Astrid Mueller has made many people face their own fears in the Clean Room. What will happen when she is forced to face her own? Your Major Spoilers review of Clean Room #17 awaits!
CLEAN ROOM #17
Writer: Gail Simone
Artist: Walter Geovani
Colorist: Quinton Winter
Letterer: Todd Klein
Editor: Molly Mahan
Publisher: DC Comics
Cover Price: $3.99
Previously in Clean Room: “Something is wrong—very wrong. As ordinary people go through their daily lives, bizarre things are happening everywhere—electricity going out, signals dropping, and most bizarre of all—the stars. The time they feared is coming—the Entities are coming and all of humanity is in danger.
Astrid Mueller has been preparing for this fight all along. But she must first face her brother who is hell-bent on destroying the Clean Room. Will Astrid be enough to save the world?
IT AIN’T PRETTY
As this issue opens, we find a whole city suddenly silenced, with no power, no wi-fi, no internet. The bewildered citizens take to the streets, only to discover that something is terribly wrong with the stars. There’s a sloooow build of horror in this section of the story that reminds me of ‘The Monsters Are Due On Maple Street’, as normal citizens slowly start to come to terms with their strange situation and a current of fear (and probably murder) grows with them. At the same time, Astrid Mueller has been trapped by her possessed brother in the Clean Room, trying to force him to reveal the location of her lieutenants, Chloe and Killian. They are trapped in Artus Mueller’s memory, reliving part of his horrific past, while he tortures Chloe with her own old horrors. And then, the tables turn…
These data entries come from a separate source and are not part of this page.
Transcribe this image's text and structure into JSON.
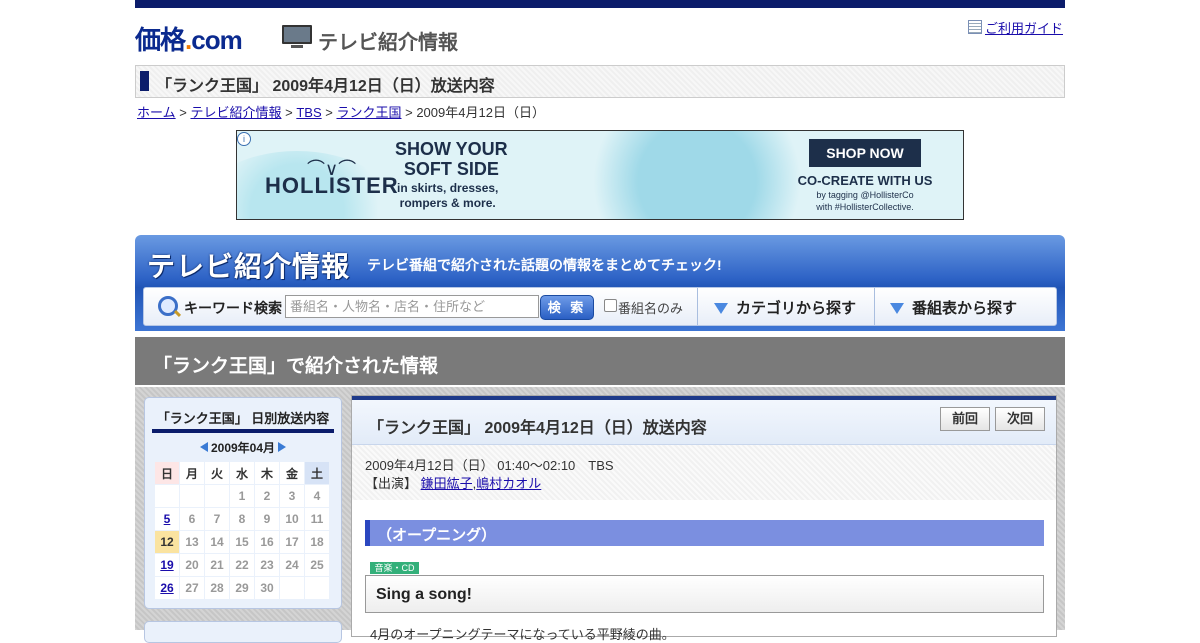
{
  "header": {
    "logo_main": "価格",
    "logo_dot": ".",
    "logo_com": "com",
    "section_title": "テレビ紹介情報",
    "guide_link": "ご利用ガイド"
  },
  "page_title": "「ランク王国」 2009年4月12日（日）放送内容",
  "breadcrumb": [
    {
      "label": "ホーム",
      "link": true
    },
    {
      "label": "テレビ紹介情報",
      "link": true
    },
    {
      "label": "TBS",
      "link": true
    },
    {
      "label": "ランク王国",
      "link": true
    },
    {
      "label": "2009年4月12日（日）",
      "link": false
    }
  ],
  "breadcrumb_sep": ">",
  "ad": {
    "brand": "HOLLISTER",
    "headline_1": "SHOW YOUR",
    "headline_2": "SOFT SIDE",
    "sub_1": "in skirts, dresses,",
    "sub_2": "rompers & more.",
    "cta": "SHOP NOW",
    "cocreate": "CO-CREATE WITH US",
    "tagline_1": "by tagging @HollisterCo",
    "tagline_2": "with #HollisterCollective.",
    "info_icon": "ⓘ"
  },
  "tv_header": {
    "title": "テレビ紹介情報",
    "tagline": "テレビ番組で紹介された話題の情報をまとめてチェック!",
    "search_label": "キーワード検索",
    "search_placeholder": "番組名・人物名・店名・住所など",
    "search_button": "検 索",
    "checkbox_label": "番組名のみ",
    "category_link": "カテゴリから探す",
    "schedule_link": "番組表から探す"
  },
  "section_title": "「ランク王国」で紹介された情報",
  "calendar": {
    "heading": "「ランク王国」 日別放送内容",
    "month": "2009年04月",
    "weekdays": [
      "日",
      "月",
      "火",
      "水",
      "木",
      "金",
      "土"
    ],
    "weeks": [
      [
        "",
        "",
        "",
        "1",
        "2",
        "3",
        "4"
      ],
      [
        "5",
        "6",
        "7",
        "8",
        "9",
        "10",
        "11"
      ],
      [
        "12",
        "13",
        "14",
        "15",
        "16",
        "17",
        "18"
      ],
      [
        "19",
        "20",
        "21",
        "22",
        "23",
        "24",
        "25"
      ],
      [
        "26",
        "27",
        "28",
        "29",
        "30",
        "",
        ""
      ]
    ],
    "linked_days": [
      "5",
      "19",
      "26"
    ],
    "today": "12"
  },
  "main": {
    "title": "「ランク王国」 2009年4月12日（日）放送内容",
    "prev": "前回",
    "next": "次回",
    "broadcast_line": "2009年4月12日（日） 01:40～02:10　TBS",
    "cast_label": "【出演】",
    "cast": [
      "鎌田紘子",
      "嶋村カオル"
    ],
    "cast_sep": ",",
    "segment": "（オープニング）",
    "badge": "音楽・CD",
    "item_title": "Sing a song!",
    "item_desc": "4月のオープニングテーマになっている平野綾の曲。"
  },
  "colors": {
    "navy": "#0b1c6b",
    "tv_blue": "#2155b6",
    "section_gray": "#7a7a7a",
    "segment_blue": "#7b8fe0",
    "badge_green": "#33b07a",
    "today_yellow": "#fae3a0"
  }
}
THE KIND OF HORROR THAT LEAVES YOU RATTLED
This book has been a surprise from the very beginning, with false narrative leads and feints throughout, and even a decoy protagonist or two, but now that it’s hitting this stride, it feels like a classic Vertigo horror title. Geovani’s art is terrifying, managing to show enough of the monsters to terrify and make your skin crawl without removing all the unknown from their designs. As for Simone’s script… I’m just glad she has an outlet for this kind of stuff and doesn’t have to be alone with it. Astrid Mueller has been frightening since her very first appearance, but this issue shifts the perspective just enough to make her intimidating once again, and the larger story of what’s happening outside the Clean Room just adds to the discomfort, especially the last-page reveal…
THE BOTTOM LINE: EXCELLENT, IF TERRIFYING
As always, with a title like this you can’t be too careful: This is not for the under 18 set or those who dislike body horror and the occasional act of senseless violence. But, for those who care to partake, Clean Room #17 manages the difficult task of balancing psychological horror bits with a more visceral approach, with excellent art and writing and a stellar cast of characters, for a well-deserved 4.5 out of 5 stars overall. I don’t say this lightly: There’s a touch of Rod Serling to be had in these pages, balanced with just enough Herschell Gordon Lewis to make something entirely new and awful (in all the right ways.)